Маркузе предлагает сразу два новых термина в дополнение к фрейдистскому анализу «цивилизации и недовольства ею». Во-первых, «принцип перформанса», то есть особая социоисторическая форма, которую принцип реальности обретает в каждом конкретном веке (феодализм, капиталистический индустриализм и т. п.). Форм социального устройства много, но в истории цивилизации все они были основаны на доминировании.
Во-вторых, Маркузе предлагает термин «добавочная репрессия», в отличие от «основной репрессии». Основную репрессию он называет обязательной при любой форме принципа реальности просто потому, что «рациональное исполнение власти» обязано накладывать ограничения на нашу способность к немедленному удовлетворению, но это ограничение, по мнению Маркузе, является нормальным, естественным и приемлемым для здорового человека. Добавочное подавление, с другой стороны, является дополнительной мерой лишения, которой требует гнусная логика доминирования. Добавочное подавление – это то, что «специфическая группа или один человек» налагает на других, чтобы «сохранить и защитить свое привилегированное положение.
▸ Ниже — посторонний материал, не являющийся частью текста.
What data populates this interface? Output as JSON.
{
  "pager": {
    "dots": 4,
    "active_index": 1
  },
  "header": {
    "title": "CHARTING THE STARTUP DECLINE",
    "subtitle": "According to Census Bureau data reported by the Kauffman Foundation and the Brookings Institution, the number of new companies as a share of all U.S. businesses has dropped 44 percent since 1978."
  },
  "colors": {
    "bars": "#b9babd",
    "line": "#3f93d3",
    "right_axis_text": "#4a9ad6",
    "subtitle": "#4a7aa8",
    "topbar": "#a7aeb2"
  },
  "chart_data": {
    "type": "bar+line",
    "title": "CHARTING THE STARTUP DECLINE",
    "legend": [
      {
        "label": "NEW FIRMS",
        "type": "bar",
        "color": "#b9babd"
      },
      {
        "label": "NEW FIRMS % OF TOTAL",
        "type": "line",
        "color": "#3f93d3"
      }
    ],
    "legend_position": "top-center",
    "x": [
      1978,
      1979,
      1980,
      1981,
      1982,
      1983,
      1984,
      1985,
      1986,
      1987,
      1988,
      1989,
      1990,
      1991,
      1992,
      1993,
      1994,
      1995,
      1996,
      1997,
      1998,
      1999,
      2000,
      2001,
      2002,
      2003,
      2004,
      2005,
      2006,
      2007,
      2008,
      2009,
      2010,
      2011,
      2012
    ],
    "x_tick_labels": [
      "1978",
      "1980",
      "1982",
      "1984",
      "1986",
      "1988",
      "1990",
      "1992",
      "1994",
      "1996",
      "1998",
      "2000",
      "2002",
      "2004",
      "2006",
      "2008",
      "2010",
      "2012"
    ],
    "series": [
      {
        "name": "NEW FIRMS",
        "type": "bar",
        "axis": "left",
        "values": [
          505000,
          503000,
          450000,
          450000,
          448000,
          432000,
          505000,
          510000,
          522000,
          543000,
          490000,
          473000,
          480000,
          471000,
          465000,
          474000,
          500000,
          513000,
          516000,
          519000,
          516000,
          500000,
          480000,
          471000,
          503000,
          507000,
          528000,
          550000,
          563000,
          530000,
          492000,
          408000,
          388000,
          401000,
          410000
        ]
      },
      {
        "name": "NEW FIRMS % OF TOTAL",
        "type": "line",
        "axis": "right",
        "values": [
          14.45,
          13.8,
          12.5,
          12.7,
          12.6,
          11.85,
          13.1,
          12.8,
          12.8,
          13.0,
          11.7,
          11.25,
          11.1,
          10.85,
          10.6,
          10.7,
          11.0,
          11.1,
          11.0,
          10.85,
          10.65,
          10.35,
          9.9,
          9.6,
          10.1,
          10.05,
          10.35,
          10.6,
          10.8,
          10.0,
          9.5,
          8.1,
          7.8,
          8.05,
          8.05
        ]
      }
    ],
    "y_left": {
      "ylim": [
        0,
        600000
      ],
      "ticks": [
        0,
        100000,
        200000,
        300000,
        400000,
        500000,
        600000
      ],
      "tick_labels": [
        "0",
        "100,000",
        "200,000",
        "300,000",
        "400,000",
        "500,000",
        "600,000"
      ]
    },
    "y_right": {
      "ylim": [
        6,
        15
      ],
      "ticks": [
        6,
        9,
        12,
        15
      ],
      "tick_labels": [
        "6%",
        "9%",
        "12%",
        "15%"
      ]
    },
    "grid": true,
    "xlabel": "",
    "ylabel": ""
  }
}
Такое доминирование не исключает технического, материального и интеллектуального прогресса, но только в качестве неизбежного побочного продукта, сохраняя при этом иррациональную скудость, дефицит и ограничения». Ошибка Фрейда, утверждает Маркузе, в том, что он верил, что дефицит и принцип реальности – синонимы, что доминирование неизбежно в цивилизованном обществе и что труд поэтому должен быть отчужден – и не приносить удовольствия. Короче говоря, он ошибочно принимал социологический стиль за упрямый биологический факт. Чем дольше мы следуем этому порядку, утверждает Маркузе, тем больше помогаем рационализировать логику доминирования для репрессивной элиты мира.